Rédigé par E. Moris le Samedi 26 Octobre 2019



C’était une Ameenah Gurib-Fakim quelque peu amère qui était sur le plateau de Top Fm ce matin.

Pourquoi cet entretien ? Lorsqu’on résume ses propos, il y a eu une levée de boucliers de la part des institutions lorsque les relevés bancaires d’un politicien ont été publiés dans la presse alors que dans son cas, tel n’a pas été le cas. 

« Depuis la semaine dernière, je vois une certaine révolte concernant la violation du secret bancaire. J’ai été victime de la violation du secret bancaire, il faut se le rappeler. Par exemple, la Banque de Maurice a émis un communiqué pour dénoncer cette pratique. Pourquoi la BoM n’a-t-elle pas émis de communiqué dans mon cas, alors que j’étais chef de l’État ? Il y a eu un grand silence quand moi j’ai été victime », a déclaré Ameenah Gurib-Fakim au cours de l’émission sur Top Fm. 

L’ancienne présidente de la République est ensuite revenue sur beaucoup de points évoqués notamment lors des auditions de la commission d’enquête présidée par le Senior Puisne Judge Asraf Caunhye.

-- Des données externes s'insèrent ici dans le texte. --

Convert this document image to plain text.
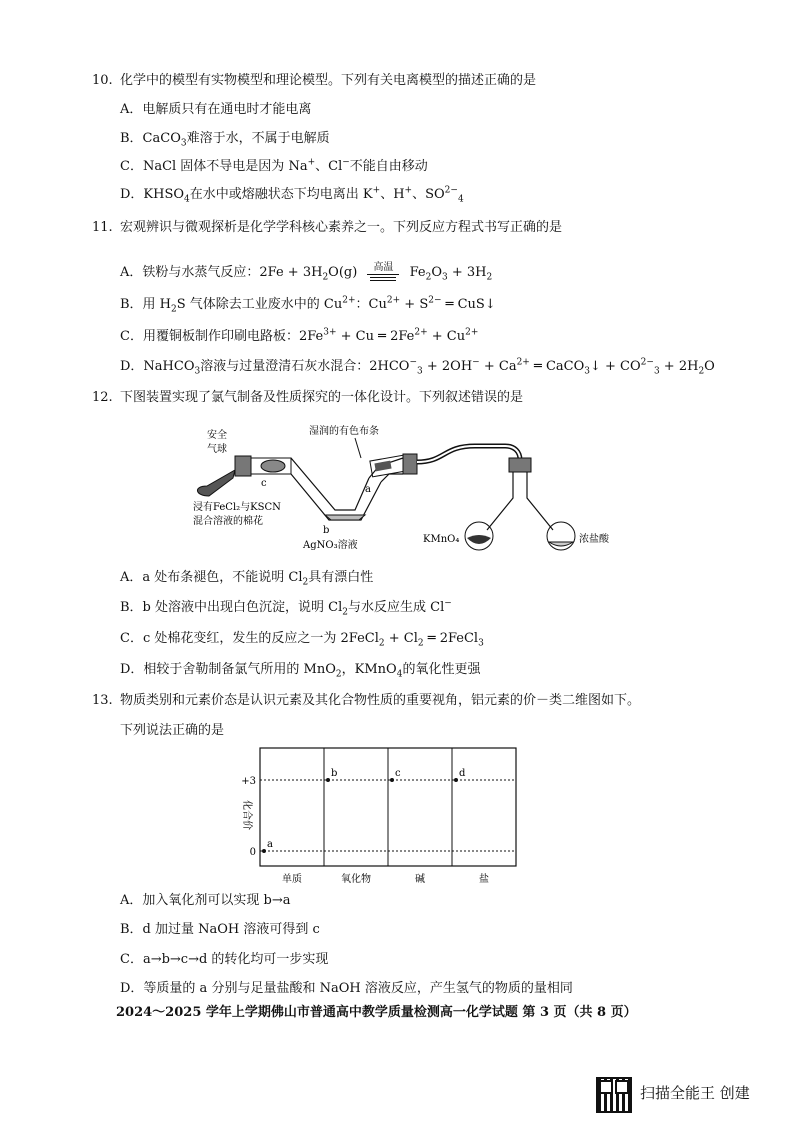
10. 化学中的模型有实物模型和理论模型。下列有关电离模型的描述正确的是
A．电解质只有在通电时才能电离
B．CaCO$_3$难溶于水，不属于电解质
C．NaCl 固体不导电是因为 Na+、Cl−不能自由移动
D．$KHSO_4$在水中或熔融状态下均电离出 K+、H+、$SO^{2-}_4$
11. 宏观辨识与微观探析是化学学科核心素养之一。下列反应方程式书写正确的是
A．铁粉与水蒸气反应：$2Fe + 3H_2O(g)$	高温	$Fe_2O_3 + 3H_2$
B．用 $H_2S$ 气体除去工业废水中的 $Cu^{2+}$：$Cu^{2+} + S^{2-}$ ═ CuS↓
C．用覆铜板制作印刷电路板：$2Fe^{3+} + Cu$ ═ $2Fe^{2+} + Cu^{2+}$
D．NaHCO$_3$溶液与过量澄清石灰水混合：$2HCO^-_3 + 2OH^- + Ca^{2+}$ ═ CaCO$_3$↓ + $CO^{2-}_3 + 2H_2O$
12. 下图装置实现了氯气制备及性质探究的一体化设计。下列叙述错误的是
安全
气球
湿润的有色布条
c
a
b
浸有FeCl₂与KSCN
混合溶液的棉花
AgNO₃溶液
KMnO₄	浓盐酸
A．a 处布条褪色，不能说明 $Cl_2$具有漂白性
B．b 处溶液中出现白色沉淀，说明 $Cl_2$与水反应生成 Cl−
C．c 处棉花变红，发生的反应之一为 2FeCl$_2$ + $Cl_2$ ═ 2FeCl$_3$
D．相较于舍勒制备氯气所用的 MnO$_2$，KMnO$_4$的氧化性更强
13. 物质类别和元素价态是认识元素及其化合物性质的重要视角，铝元素的价－类二维图如下。
下列说法正确的是
a
b	c	d
单质	氧化物	碱	盐
+3
0
化合价
A．加入氧化剂可以实现 b→a
B．d 加过量 NaOH 溶液可得到 c
C．a→b→c→d 的转化均可一步实现
D．等质量的 a 分别与足量盐酸和 NaOH 溶液反应，产生氢气的物质的量相同
2024～2025 学年上学期佛山市普通高中教学质量检测高一化学试题 第 3 页（共 8 页）
扫描全能王 创建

Ainsi, elle a insisté qu’elle ne savait rien sur les investissements prévus par Alvaro Sobrinho, mais soutient qu’elle a discuté avec lui et Planet Earth Institute « avec la bénédiction » du gouvernement. Elle a d’ailleurs souligné que depuis qu’elle n’est plus présidente, elle n’a plus de contact avec l’homme d’affaires angolais.

A plusieurs reprises, Ameenah Gurib-Fakim a insisté qu’elle n’a pas démissionné de la Présidence, mais qu’elle a été poussée à la démission. Elle a indiqué que n’a rien à se reprocher.

La commission d’enquête qu’elle avait instituée, a-t-elle souligné, c’était « pour éclairer le public ». Elle a aussi déclaré que la Platinium Card n’était pas alimentée par l’argent d’Alvaro Sobrinho, mais de la Fondation Bill et Melinda Gates.  Et en plus, le gouvernement savait que j’utilisais ce fonds pour mes déplacements à l’étranger. 

« Un bon paravent »

Ameenah Gurib-Fakim dit attendre avec impatience les conclusions de la commission d’enquête. Et d’affirmer qu’elle a été « un bon paravent ».

« Mon nom a été proposé parce que je suis une femme, que je suis une scientifique et je suis musulmane, une communauté minoritaire. J’en suis consciente. Et j’ai d’ailleurs dit cela à plusieurs reprises au gouvernement », a-t-elle déclaré. 

Elle a insisté qu’elle n’avait jamais l’intention de démissionner et que les raisons pour lesquelles elle a été poussée à la démission restent obscures.